Yatsko's Linguistic Informatics
Research and Investigations
This page focuses on the theoretical concepts suggested by Dr. V.A. Yatsko
His theoretical contributions include:
-
An innovative Y-method of automatic text classification based on deviations of stop-words frequencies from Zipfian distribution [12]. The method has demonstrated high discriminative power in differentiating between various classes of text documents in English and Russian. To support processing of Russian texts an original stop-word list was created [2] (see 'Publications' section).
-
Original undersampling and logarithmic equalizing techniques to neutralize discrepancies in texts lengths were developed as preprocessing procedures for the Y-method [1].
-
An original classification of linguistic technologies based on two groups of classification criteria, semiotic and technological that contributes to the systemic presentation of the linguistic informatics domain [4].
-
An original methodology for predicting US presidential election results [7]
-
The interpretation of Bradford's law in terms of geometric progression (Y-law). This interpretation can be effectively used to compute threshold values in case it is necessary to distinguish subsets within a set of objects (e.g. successful/unsuccessful applicants, developed/underdeveloped regions, etc.). Y-law allows distinguishing between a great number of subsets in contrast Bradford's law that distinguishes between 3 zones [11; 13; 20].
-
The methodology of zonal-correlational analysis based on Y-law. The methodology can be used for purposes of automatic text classification [13].
-
Symmetric term-weighting technique, which allows creating coherent summaries.
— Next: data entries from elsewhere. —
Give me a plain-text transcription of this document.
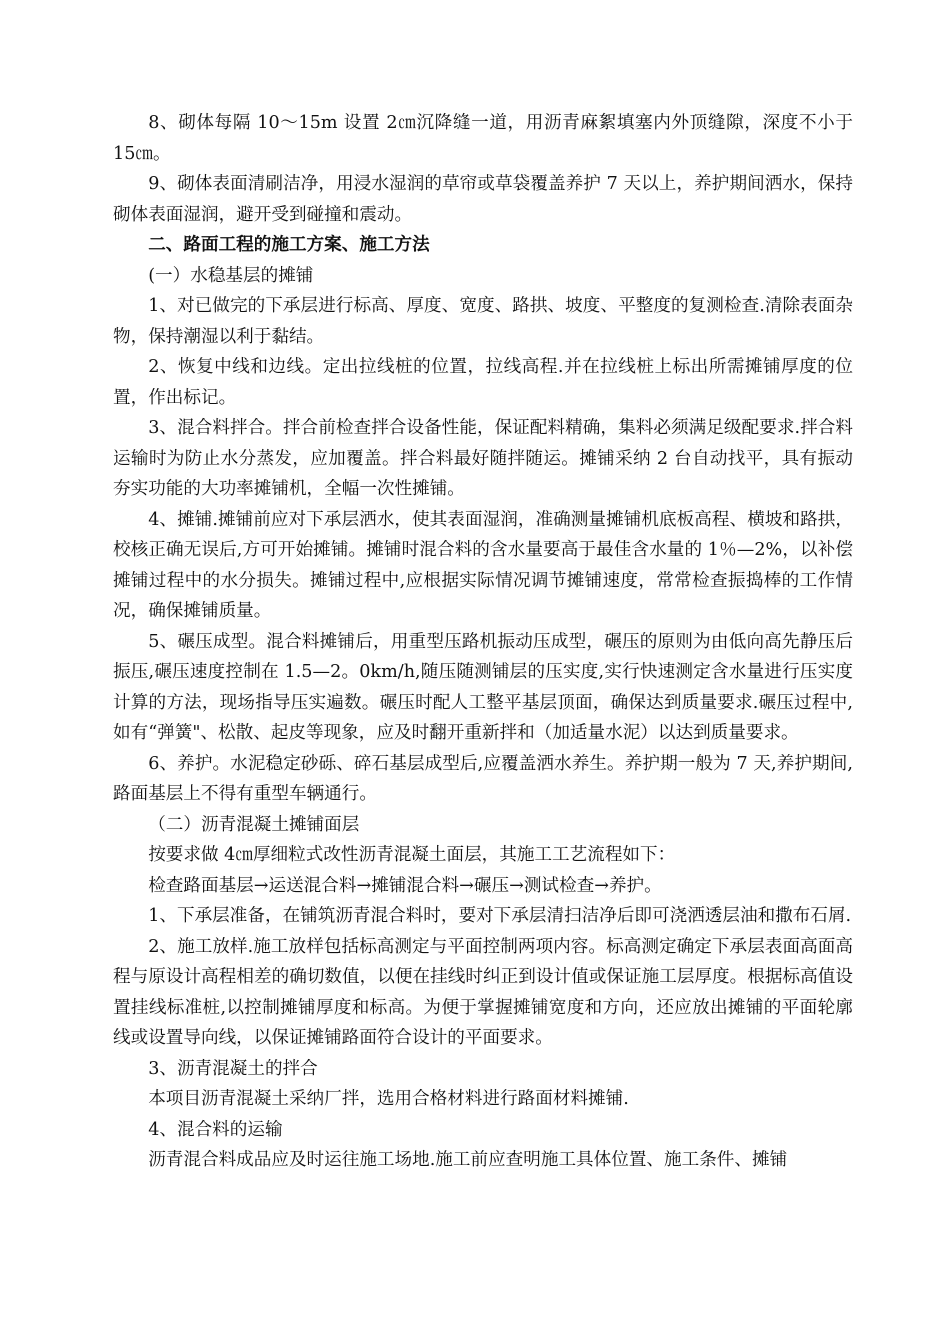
8、砌体每隔 10～15m 设置 2㎝沉降缝一道，用沥青麻絮填塞内外顶缝隙，深度不小于 15㎝。

9、砌体表面清刷洁净，用浸水湿润的草帘或草袋覆盖养护 7 天以上，养护期间洒水，保持砌体表面湿润，避开受到碰撞和震动。

二、路面工程的施工方案、施工方法

(一）水稳基层的摊铺

1、对已做完的下承层进行标高、厚度、宽度、路拱、坡度、平整度的复测检查.清除表面杂物，保持潮湿以利于黏结。

2、恢复中线和边线。定出拉线桩的位置，拉线高程.并在拉线桩上标出所需摊铺厚度的位置，作出标记。

3、混合料拌合。拌合前检查拌合设备性能，保证配料精确，集料必须满足级配要求.拌合料运输时为防止水分蒸发，应加覆盖。拌合料最好随拌随运。摊铺采纳 2 台自动找平，具有振动夯实功能的大功率摊铺机，全幅一次性摊铺。

4、摊铺.摊铺前应对下承层洒水，使其表面湿润，准确测量摊铺机底板高程、横坡和路拱，校核正确无误后,方可开始摊铺。摊铺时混合料的含水量要高于最佳含水量的 1％—2%，以补偿摊铺过程中的水分损失。摊铺过程中,应根据实际情况调节摊铺速度，常常检查振捣棒的工作情况，确保摊铺质量。

5、碾压成型。混合料摊铺后，用重型压路机振动压成型，碾压的原则为由低向高先静压后振压,碾压速度控制在 1.5—2。0km/h,随压随测铺层的压实度,实行快速测定含水量进行压实度计算的方法，现场指导压实遍数。碾压时配人工整平基层顶面，确保达到质量要求.碾压过程中,如有“弹簧"、松散、起皮等现象，应及时翻开重新拌和（加适量水泥）以达到质量要求。

6、养护。水泥稳定砂砾、碎石基层成型后,应覆盖洒水养生。养护期一般为 7 天,养护期间,路面基层上不得有重型车辆通行。

（二）沥青混凝土摊铺面层

按要求做 4㎝厚细粒式改性沥青混凝土面层，其施工工艺流程如下：

检查路面基层→运送混合料→摊铺混合料→碾压→测试检查→养护。

1、下承层准备，在铺筑沥青混合料时，要对下承层清扫洁净后即可浇洒透层油和撒布石屑.

2、施工放样.施工放样包括标高测定与平面控制两项内容。标高测定确定下承层表面高面高程与原设计高程相差的确切数值，以便在挂线时纠正到设计值或保证施工层厚度。根据标高值设置挂线标准桩,以控制摊铺厚度和标高。为便于掌握摊铺宽度和方向，还应放出摊铺的平面轮廓线或设置导向线，以保证摊铺路面符合设计的平面要求。

3、沥青混凝土的拌合

本项目沥青混凝土采纳厂拌，选用合格材料进行路面材料摊铺.

4、混合料的运输

沥青混合料成品应及时运往施工场地.施工前应查明施工具体位置、施工条件、摊铺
This technique underlies the functioning of UNIS and ETS summarizers [32; 30; 29; 7].
-
Depth of user search conception for assessment of Internet information retrieval systems.
-
Ontologies for opinion mining localized for Russian and English [9;22].
-
A classification of software used in foreign language education [24]
-
Methodology for assessment of summaries' quality based on matching against a reference dictionary extracted from the source text [27].
-
An original conception of historical development of computer science, which distinguishes between its mathematic, technological, and linguistic foundations [8].
-
Integrational Discourse Analysis (IDA) conception that distinguishes between semantic, communicative, relational, modal and pragmatic discourse dimensions [33; 34].
-
Compositional Modelling methodology for modeling academic texts' logical and semantic structure based on the IDA conception [35].
-
Componential-predication analysis, a methodology for linguistic research. It proved efficient for the analysis of English possessive sentences [15; 16; 38].
-
An original classification of modi based on the conception of alienated knowledge [36].